TCU Superintendent Lonnie Seifert said teachers tend to fall on a spectrum of how comfortable they feel returning to the classroom.
“Our goal is to have our teachers in the building and to provide them with an environment where they can feel secure and safe being on site,” Seifert said. “… We’re really trying to identify what are the barriers and how we can do things differently because these are unique times, so maybe we need to find unique [solutions] to make things work.”
John Head, president of the TCU Education Association, said while he feels the safety precautions in the building are sufficient, some staff who are medically fragile or nearing retirement are a bit more concerned about teaching in person. On a case by case basis, the district and the educators’ union figure out how to meet these teachers’ needs.
“There’s always going to be anxiety when working through issues related to COVID,” Head said. “I have meetings with staff weekly, as up to date as possible.
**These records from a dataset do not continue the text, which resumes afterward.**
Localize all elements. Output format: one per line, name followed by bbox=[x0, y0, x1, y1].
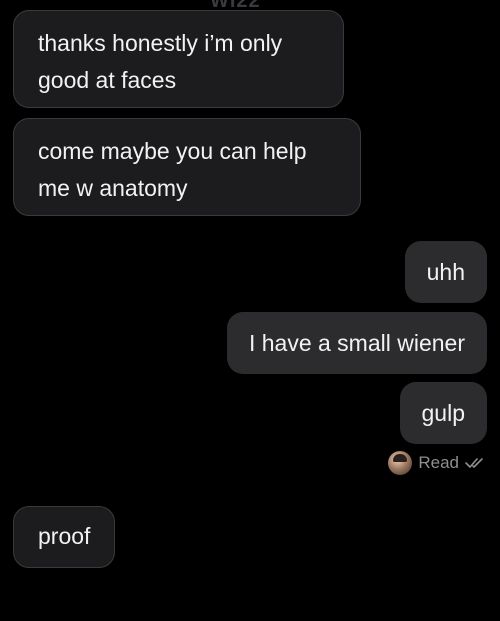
incoming-message[interactable]: come maybe you can help me w anatomy bbox=[13, 118, 361, 216]
outgoing-message[interactable]: gulp bbox=[399, 382, 487, 444]
double-check-icon bbox=[465, 458, 483, 468]
message-text: proof bbox=[38, 523, 91, 549]
message-text: I have a small wiener bbox=[248, 330, 465, 356]
message-text: come maybe you can help me w anatomy bbox=[38, 138, 307, 201]
incoming-message[interactable]: proof bbox=[13, 506, 116, 568]
message-text: thanks honestly i’m only good at faces bbox=[38, 30, 283, 93]
outgoing-message[interactable]: I have a small wiener bbox=[226, 312, 487, 374]
incoming-message[interactable]: thanks honestly i’m only good at faces bbox=[13, 10, 344, 108]
outgoing-message[interactable]: uhh bbox=[404, 241, 487, 303]
header-partial-title: WI22 bbox=[210, 0, 290, 8]
message-text: uhh bbox=[426, 259, 465, 285]
read-label: Read bbox=[418, 453, 459, 472]
chat-screen: WI22 thanks honestly i’m only good at fa… bbox=[0, 0, 500, 621]
read-receipt: Read bbox=[388, 449, 487, 477]
avatar[interactable] bbox=[388, 451, 413, 475]
message-text: gulp bbox=[421, 400, 465, 426]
The big thing we have comfort in is how little transmission has been through the schools. The real factor that it comes down to is community spread and how well people are wearing the masks in public places, but if the community isn’t taking those steps, the anxiety will obviously rise.”
Another factor that plays a role in keeping students in schools is the health of staff members. Finding substitute teachers to fill in for staff members who are out sick, either because of COVID-19 or another reason, has been a struggle for some districts during the pandemic.
Seifert said TCU has been “OK with subs” because staff in isolation have the option to teach remotely if they choose. In the hybrid model, he said specialists have also offered some of their services virtually.
Head said he urges the community to follow Gov. Walz’ precautions.
“I know there were parents really passionate about keeping kids in schools, so in order for TCU to really support the community as much as possible, they need to follow those guidelines,” Head said. “At least until we get to the point where vaccines are readily available.”
Added Seifert: “We request and ask that our families will support us. As long as we’re all working in that direction, maybe we don’t have to take a step back again this time.”